A separate issue when working with a Cox PH model is possible PH assumption failure as when prognostic factors are time dependent; in other words, their hazards vary over time. The extended Cox PH model is adapted to deal with these types of covariates and can easily be performed with modern statistical packages. Our results show the importance of taking into account time-dependent effects in a Cox regression model when predictor variables violate the PH assumption in a study that includes prevalent and incident cases. In our example, all three prognosticators had statistically significant deviation from the PH assumption; this violation was no longer observed once we accounted for time-dependent effects. Also, besides inclusion of a time-varying coefficient, other valid methods for dealing with PH assumption failure exist, including stratification by the variable or multi-state modeling for Cox regression analysis, frailty models (Klein and Moeschberger, 2003) and misspecified Cox model analysis (Lin and Wei, 1989).

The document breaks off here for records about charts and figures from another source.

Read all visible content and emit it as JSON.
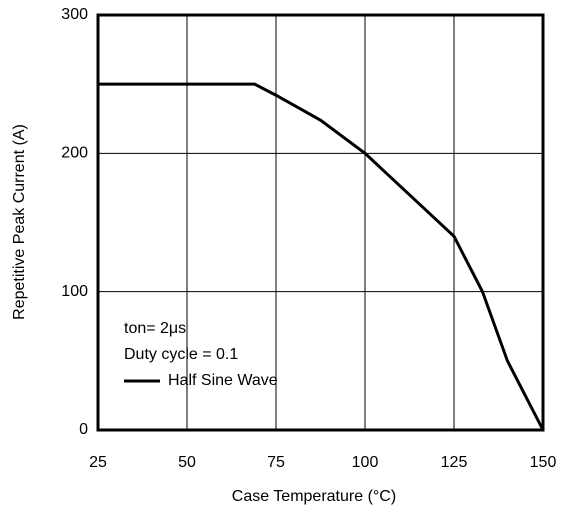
{
  "chart_data": {
    "type": "line",
    "x_label": "Case Temperature (°C)",
    "y_label": "Repetitive Peak Current (A)",
    "annotations": [
      "ton= 2μs",
      "Duty cycle = 0.1"
    ],
    "series": [
      {
        "name": "Half Sine Wave",
        "color": "#000000",
        "x": [
          25,
          69,
          75,
          87.5,
          100,
          112.5,
          125,
          133,
          140,
          150
        ],
        "values": [
          250,
          250,
          242,
          224,
          200,
          170,
          140,
          100,
          50,
          0
        ]
      }
    ],
    "xlim": [
      25,
      150
    ],
    "xticks": [
      25,
      50,
      75,
      100,
      125,
      150
    ],
    "ylim": [
      0,
      300
    ],
    "yticks": [
      0,
      100,
      200,
      300
    ],
    "grid": true
  }
}
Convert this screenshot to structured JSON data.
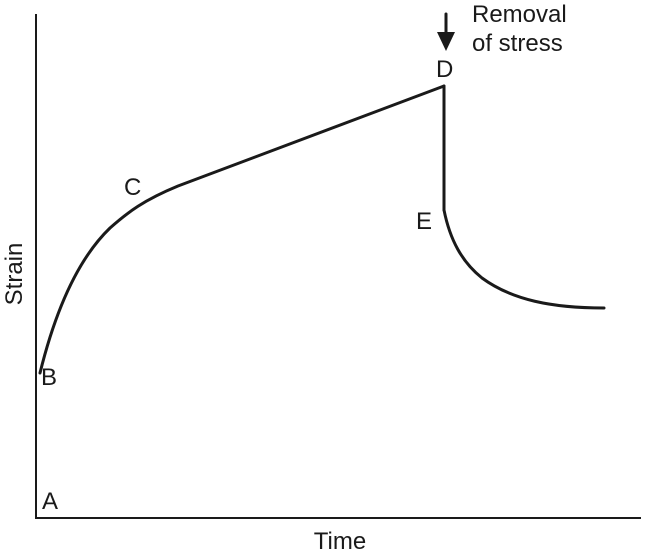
{
  "axes": {
    "x_label": "Time",
    "y_label": "Strain"
  },
  "points": {
    "a": "A",
    "b": "B",
    "c": "C",
    "d": "D",
    "e": "E"
  },
  "annotation": {
    "line1": "Removal",
    "line2": "of stress"
  },
  "colors": {
    "ink": "#1a1a1a",
    "background": "#ffffff"
  }
}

It is important to note that interpretation of the HR can vary based on the technique used (Klein and Moeschberger, 2003).

In conclusion, observational epidemiological studies that include prevalent cases can provide a useful tool in the study of prognostic factors for disease, provided appropriate allowance for the prevalent ascertainment is made in the analysis. The major advantage of using prevalent cases is the gain in power from increased sample size which may be particularly important for the study of germ-line genetic predictors of outcome, where effect sizes are likely to be modest at best.